When we went from 6th to 7th grade everything started to change. Kids were now tracked into three categories: the smart kids, the regular kids, and the shop class kids.
The King was in that last and lowest group. His academic skills were just too weak. We all (the boys) took shop class, but being a shop class kid… you were looked down on.
I don’t know what else caused The King to fall from his position, but over the rest of high school his status kept sinking.
Maybe it was from too much early drinking. We all fooled around drinking, but maybe he really fell into it.
Maybe it was because new kids were arriving every school year and he had no history with them; he was nobody special to the new kids.
Maybe it was that he didn’t know how to deal with girls. Status began to involve what girls you could connect with: I never saw him connect with any girl.
And then one day I saw what was, to me, his final fall from grace. There was a bench just outside the door from the school between the lunchroom and the gym. After lunch on warm days everyone gathered there to look down the steep hill on the playing fields.
There were four big football player kids on the bench, with just a little extra room on one end. So he tried to seat himself on one end but the four big kids slid over and pushed The King onto the ground.

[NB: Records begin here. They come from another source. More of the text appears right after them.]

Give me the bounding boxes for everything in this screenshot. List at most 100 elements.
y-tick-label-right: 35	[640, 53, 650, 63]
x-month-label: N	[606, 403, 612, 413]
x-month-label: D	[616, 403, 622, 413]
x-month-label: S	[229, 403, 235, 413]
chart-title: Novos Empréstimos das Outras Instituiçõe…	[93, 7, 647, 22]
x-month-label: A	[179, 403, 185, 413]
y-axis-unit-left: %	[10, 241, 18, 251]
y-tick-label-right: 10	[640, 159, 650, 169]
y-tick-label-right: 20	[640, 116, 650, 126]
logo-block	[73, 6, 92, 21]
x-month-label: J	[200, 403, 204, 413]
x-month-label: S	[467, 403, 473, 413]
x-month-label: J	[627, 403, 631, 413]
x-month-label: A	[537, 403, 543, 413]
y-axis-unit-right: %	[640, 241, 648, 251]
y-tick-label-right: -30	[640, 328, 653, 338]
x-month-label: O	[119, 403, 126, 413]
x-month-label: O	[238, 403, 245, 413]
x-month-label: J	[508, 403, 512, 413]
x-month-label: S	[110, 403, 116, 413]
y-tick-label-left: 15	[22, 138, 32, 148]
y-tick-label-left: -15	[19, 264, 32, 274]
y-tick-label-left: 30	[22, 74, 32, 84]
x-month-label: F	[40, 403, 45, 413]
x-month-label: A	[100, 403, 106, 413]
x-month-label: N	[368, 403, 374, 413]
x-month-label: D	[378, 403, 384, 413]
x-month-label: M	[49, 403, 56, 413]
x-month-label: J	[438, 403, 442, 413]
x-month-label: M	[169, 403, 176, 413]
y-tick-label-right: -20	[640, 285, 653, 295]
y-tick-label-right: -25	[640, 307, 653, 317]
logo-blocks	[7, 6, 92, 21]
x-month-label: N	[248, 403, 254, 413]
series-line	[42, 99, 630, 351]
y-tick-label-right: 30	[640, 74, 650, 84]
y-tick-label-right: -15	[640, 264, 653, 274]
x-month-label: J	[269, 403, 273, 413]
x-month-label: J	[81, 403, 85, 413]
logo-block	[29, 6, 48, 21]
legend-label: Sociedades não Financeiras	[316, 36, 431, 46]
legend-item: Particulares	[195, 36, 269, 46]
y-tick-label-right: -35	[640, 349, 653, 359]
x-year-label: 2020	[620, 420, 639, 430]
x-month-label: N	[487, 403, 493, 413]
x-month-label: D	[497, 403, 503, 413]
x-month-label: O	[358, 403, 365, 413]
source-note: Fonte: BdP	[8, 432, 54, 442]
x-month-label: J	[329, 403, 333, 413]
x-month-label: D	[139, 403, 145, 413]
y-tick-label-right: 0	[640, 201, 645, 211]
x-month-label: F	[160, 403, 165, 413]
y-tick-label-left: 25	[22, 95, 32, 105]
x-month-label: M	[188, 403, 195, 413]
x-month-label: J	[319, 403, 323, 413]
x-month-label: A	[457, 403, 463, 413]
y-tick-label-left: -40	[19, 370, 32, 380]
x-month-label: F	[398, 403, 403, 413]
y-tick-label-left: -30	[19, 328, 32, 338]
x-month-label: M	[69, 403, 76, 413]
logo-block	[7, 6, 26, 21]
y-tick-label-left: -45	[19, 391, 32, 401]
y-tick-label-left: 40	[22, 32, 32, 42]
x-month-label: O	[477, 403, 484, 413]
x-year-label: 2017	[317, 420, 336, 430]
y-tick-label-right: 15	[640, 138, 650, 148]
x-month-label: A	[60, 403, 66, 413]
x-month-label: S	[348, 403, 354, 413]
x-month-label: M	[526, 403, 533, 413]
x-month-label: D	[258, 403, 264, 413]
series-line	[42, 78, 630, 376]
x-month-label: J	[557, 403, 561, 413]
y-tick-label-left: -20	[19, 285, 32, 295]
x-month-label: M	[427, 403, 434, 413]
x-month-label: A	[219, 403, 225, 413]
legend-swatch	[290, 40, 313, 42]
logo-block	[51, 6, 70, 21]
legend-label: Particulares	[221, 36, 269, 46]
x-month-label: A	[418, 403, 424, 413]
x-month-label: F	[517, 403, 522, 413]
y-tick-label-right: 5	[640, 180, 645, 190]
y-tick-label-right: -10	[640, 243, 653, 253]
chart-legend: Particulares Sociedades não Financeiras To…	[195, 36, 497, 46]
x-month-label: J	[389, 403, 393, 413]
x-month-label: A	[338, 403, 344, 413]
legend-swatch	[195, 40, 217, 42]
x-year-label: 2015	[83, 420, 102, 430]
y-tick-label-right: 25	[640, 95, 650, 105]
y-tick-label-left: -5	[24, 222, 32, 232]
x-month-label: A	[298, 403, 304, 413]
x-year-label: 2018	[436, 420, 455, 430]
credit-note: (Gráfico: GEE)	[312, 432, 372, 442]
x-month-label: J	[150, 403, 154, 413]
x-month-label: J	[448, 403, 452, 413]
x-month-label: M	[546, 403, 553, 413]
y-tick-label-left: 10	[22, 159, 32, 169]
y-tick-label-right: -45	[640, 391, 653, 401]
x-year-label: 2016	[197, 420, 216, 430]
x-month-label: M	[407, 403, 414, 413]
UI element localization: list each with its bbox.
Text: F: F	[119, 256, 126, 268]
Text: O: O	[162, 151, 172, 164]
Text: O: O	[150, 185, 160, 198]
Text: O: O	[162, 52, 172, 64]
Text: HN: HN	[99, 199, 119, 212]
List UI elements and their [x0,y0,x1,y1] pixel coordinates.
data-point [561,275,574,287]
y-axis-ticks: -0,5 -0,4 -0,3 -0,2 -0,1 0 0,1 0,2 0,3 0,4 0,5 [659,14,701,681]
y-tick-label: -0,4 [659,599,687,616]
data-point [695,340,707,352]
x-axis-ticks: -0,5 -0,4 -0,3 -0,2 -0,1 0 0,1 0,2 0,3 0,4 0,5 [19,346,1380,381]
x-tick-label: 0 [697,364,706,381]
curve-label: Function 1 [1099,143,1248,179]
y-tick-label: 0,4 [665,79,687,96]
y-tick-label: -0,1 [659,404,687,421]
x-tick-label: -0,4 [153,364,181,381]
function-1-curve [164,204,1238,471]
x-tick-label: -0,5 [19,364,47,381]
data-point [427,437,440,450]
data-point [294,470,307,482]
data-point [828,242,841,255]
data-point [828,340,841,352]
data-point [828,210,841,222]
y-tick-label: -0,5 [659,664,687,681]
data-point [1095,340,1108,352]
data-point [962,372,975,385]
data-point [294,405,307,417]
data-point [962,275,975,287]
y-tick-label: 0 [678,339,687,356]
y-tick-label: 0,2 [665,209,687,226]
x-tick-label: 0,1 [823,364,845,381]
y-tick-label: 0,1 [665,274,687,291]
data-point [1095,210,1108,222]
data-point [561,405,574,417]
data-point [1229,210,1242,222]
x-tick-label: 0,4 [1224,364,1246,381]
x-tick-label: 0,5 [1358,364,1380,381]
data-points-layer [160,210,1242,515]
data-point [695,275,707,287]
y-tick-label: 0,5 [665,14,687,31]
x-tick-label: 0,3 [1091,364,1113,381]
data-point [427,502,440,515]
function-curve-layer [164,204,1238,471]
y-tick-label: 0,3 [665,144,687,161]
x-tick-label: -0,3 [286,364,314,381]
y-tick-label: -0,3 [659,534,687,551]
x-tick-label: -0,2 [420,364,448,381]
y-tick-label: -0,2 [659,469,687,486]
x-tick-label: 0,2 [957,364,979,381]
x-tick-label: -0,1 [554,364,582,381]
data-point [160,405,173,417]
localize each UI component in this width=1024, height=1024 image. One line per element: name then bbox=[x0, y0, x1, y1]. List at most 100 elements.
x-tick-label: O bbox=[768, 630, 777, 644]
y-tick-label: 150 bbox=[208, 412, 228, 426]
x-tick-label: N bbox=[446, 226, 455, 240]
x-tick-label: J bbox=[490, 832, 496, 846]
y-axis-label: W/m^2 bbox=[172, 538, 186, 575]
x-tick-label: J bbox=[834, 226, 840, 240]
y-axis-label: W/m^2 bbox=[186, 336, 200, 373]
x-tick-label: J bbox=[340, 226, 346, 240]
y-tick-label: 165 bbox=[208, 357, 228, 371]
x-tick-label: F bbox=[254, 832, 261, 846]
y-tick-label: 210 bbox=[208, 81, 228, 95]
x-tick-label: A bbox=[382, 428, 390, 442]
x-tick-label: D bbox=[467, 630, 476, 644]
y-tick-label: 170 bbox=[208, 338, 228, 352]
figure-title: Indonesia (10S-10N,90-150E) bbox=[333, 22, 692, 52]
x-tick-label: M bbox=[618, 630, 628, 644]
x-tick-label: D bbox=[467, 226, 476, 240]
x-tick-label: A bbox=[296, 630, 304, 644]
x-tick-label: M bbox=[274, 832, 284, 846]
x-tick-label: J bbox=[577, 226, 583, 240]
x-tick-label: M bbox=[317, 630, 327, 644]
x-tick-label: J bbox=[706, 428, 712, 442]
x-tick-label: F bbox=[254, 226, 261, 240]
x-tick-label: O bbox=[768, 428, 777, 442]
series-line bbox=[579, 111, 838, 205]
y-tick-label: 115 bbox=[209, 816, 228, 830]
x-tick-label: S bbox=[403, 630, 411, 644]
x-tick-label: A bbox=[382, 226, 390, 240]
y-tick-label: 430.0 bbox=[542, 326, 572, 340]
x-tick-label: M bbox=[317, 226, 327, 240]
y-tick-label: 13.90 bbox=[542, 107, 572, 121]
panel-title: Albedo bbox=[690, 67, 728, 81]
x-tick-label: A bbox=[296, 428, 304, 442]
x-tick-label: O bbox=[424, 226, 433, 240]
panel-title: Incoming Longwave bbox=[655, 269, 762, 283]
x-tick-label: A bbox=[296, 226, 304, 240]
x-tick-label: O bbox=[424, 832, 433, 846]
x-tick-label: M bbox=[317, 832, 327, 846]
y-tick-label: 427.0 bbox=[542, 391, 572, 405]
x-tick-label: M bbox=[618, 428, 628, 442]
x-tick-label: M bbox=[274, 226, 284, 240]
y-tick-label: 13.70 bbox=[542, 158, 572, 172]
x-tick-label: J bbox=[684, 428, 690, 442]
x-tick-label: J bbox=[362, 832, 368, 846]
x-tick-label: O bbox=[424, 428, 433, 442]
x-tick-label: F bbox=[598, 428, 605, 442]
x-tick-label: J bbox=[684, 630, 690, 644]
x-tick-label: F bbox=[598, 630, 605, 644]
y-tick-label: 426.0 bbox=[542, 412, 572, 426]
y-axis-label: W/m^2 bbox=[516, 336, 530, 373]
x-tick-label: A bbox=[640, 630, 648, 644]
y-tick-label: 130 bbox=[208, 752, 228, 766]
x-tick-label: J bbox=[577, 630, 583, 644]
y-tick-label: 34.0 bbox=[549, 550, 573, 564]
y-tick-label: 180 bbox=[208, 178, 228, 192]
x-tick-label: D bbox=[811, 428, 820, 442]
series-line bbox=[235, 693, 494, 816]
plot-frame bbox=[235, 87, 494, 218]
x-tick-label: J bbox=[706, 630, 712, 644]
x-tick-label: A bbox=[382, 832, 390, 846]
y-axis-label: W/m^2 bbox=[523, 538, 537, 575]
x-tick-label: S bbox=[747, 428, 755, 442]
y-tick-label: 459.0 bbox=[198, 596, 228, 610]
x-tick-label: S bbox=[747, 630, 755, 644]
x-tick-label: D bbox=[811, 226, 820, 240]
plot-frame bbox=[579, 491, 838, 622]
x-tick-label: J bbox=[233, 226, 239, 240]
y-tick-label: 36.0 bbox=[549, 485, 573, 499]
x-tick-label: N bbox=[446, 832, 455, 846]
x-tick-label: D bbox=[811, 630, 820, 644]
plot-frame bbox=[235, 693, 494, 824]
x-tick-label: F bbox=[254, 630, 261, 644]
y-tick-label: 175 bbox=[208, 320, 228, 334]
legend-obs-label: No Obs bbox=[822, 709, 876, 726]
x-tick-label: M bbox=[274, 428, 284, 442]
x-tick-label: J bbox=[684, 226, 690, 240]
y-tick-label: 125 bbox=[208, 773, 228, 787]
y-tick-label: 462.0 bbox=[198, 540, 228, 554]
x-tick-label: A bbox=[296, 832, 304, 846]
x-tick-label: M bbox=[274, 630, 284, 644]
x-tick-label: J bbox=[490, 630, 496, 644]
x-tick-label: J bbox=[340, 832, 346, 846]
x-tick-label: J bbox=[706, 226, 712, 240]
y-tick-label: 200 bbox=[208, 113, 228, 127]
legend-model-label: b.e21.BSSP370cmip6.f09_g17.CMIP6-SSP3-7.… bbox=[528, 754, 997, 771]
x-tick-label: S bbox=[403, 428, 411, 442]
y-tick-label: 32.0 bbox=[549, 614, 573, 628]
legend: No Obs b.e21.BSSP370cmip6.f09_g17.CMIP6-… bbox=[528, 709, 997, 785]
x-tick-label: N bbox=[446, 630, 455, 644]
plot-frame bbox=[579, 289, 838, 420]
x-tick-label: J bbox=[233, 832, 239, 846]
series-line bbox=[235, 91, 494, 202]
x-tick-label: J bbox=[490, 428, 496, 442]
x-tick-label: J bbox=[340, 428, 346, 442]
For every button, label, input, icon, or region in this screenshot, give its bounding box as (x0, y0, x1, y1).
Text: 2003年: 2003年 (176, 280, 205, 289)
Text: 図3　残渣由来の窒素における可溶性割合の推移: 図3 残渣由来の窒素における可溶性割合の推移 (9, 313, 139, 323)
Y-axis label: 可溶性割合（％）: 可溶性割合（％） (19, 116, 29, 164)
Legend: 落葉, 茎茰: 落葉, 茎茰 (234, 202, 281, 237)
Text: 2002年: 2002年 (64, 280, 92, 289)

So he got up and went around to the other side of the bench and tried again. But they slid over and pushed him onto the ground again.
And I saw that as the final end of his reign; he was nobody.
I heard he ended up going to Vietnam and getting messed up by it, either physically or mentally, or both.
I heard he ended up drinking a lot, maybe even became the town drunk.
I don’t know.
But I do know that he was the King and he taught me all he could about how to be a kid, from marbles to squirt guns, to dirty jokes.
And it always makes me sad to think about how things just didn’t work out for The King of the Kids.